UAS Accident Reporting
§ 107.9 Accident reporting. No later than 10 days after an operation that meets the criteria of either paragraph (a) or (b) of this section, an operator must report to the nearest Federal Aviation Administration Flight Standards District Office any operation of the small unmanned aircraft that involves the following: (a) Any injury to any person; or (b) Damage to any property, other than the small unmanned aircraft.
For airplanes, the requirement to report an accident or incident is 49CFR830, sometimes called NTSB 830. It is interesting that with UAS the FAA is telling you to report to the FSDO, not the NTSB.

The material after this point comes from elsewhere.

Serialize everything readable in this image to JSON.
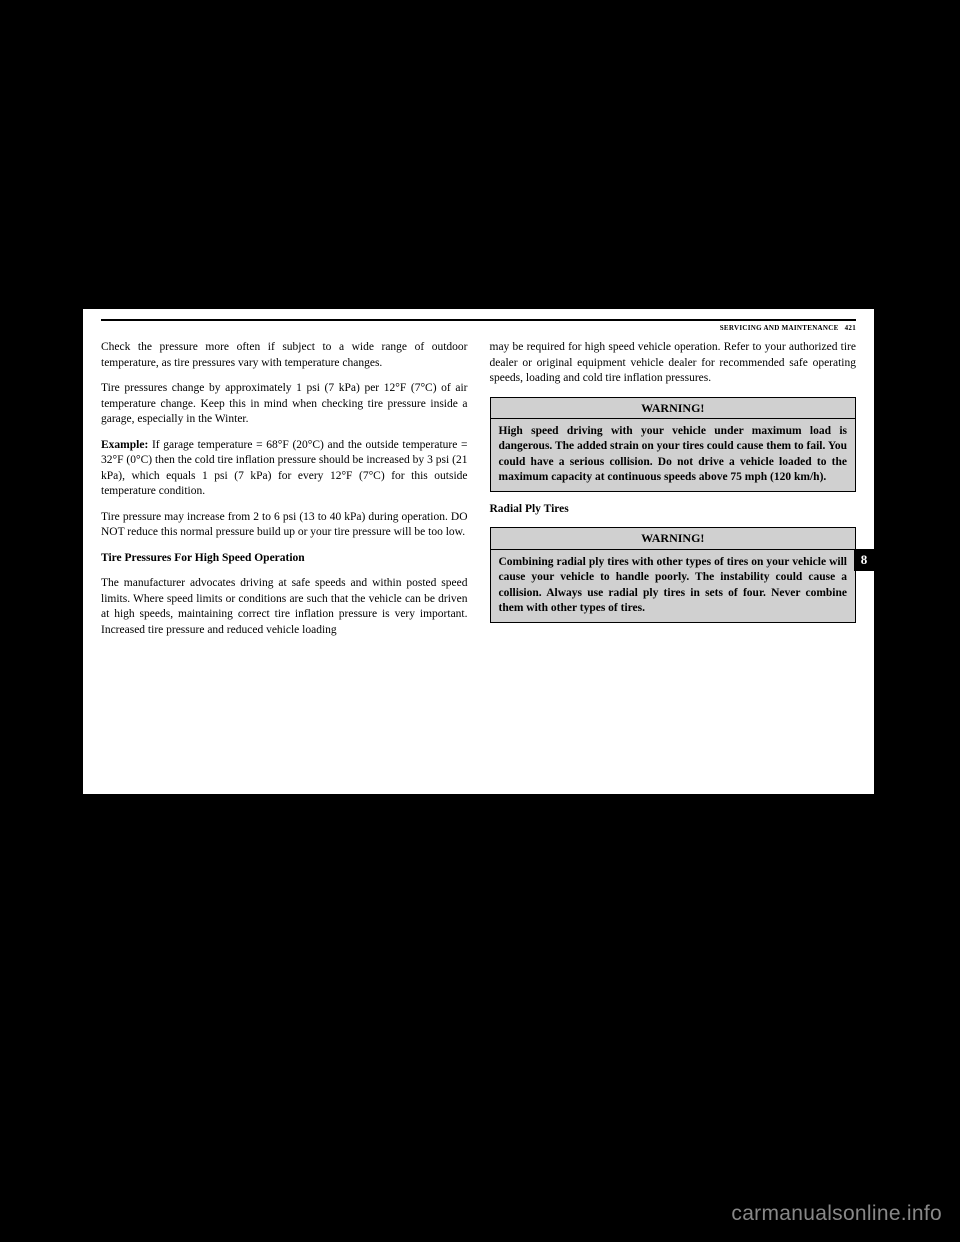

This is an interesting requirement. What is meant by "injury"? If it was an airplane accident, there are guidelines. You don't have to report if you bruised your elbow getting out of the plane. Here are examples of where you have to report if it is an injury in an airplane.
"A “serious injury” is defined as “any injury which: (1) Requires hospitalization for more than 48 hours, commencing within 7 days from the date of the injury was received; (2) results in a fracture of any bone (except simple fractures of fingers, toes, or nose); (3) causes severe hemorrhages, nerve, muscle, or tendon damage; (4) involves any internal organ; or (5) involves second- or third-degree burns, or any burns affecting more than 5 percent of the body surface.”"
Will the FAA define injury as something else when it is caused by a UAS? I don't know.
The NTSB defines accident and incident quite specifically, but the NPRM does not give any detail. If it scratches the hood of the 1995 Dodge pickup is that an accident? If it goes into the windshield of a crop duster is that an accident? I'd bet in the latter case, yes. In the first case, I don't know. The FAA will likely provide guidance on this question in the future.
If you have ideas on what should constitute an accident, you should address them in the NPRM.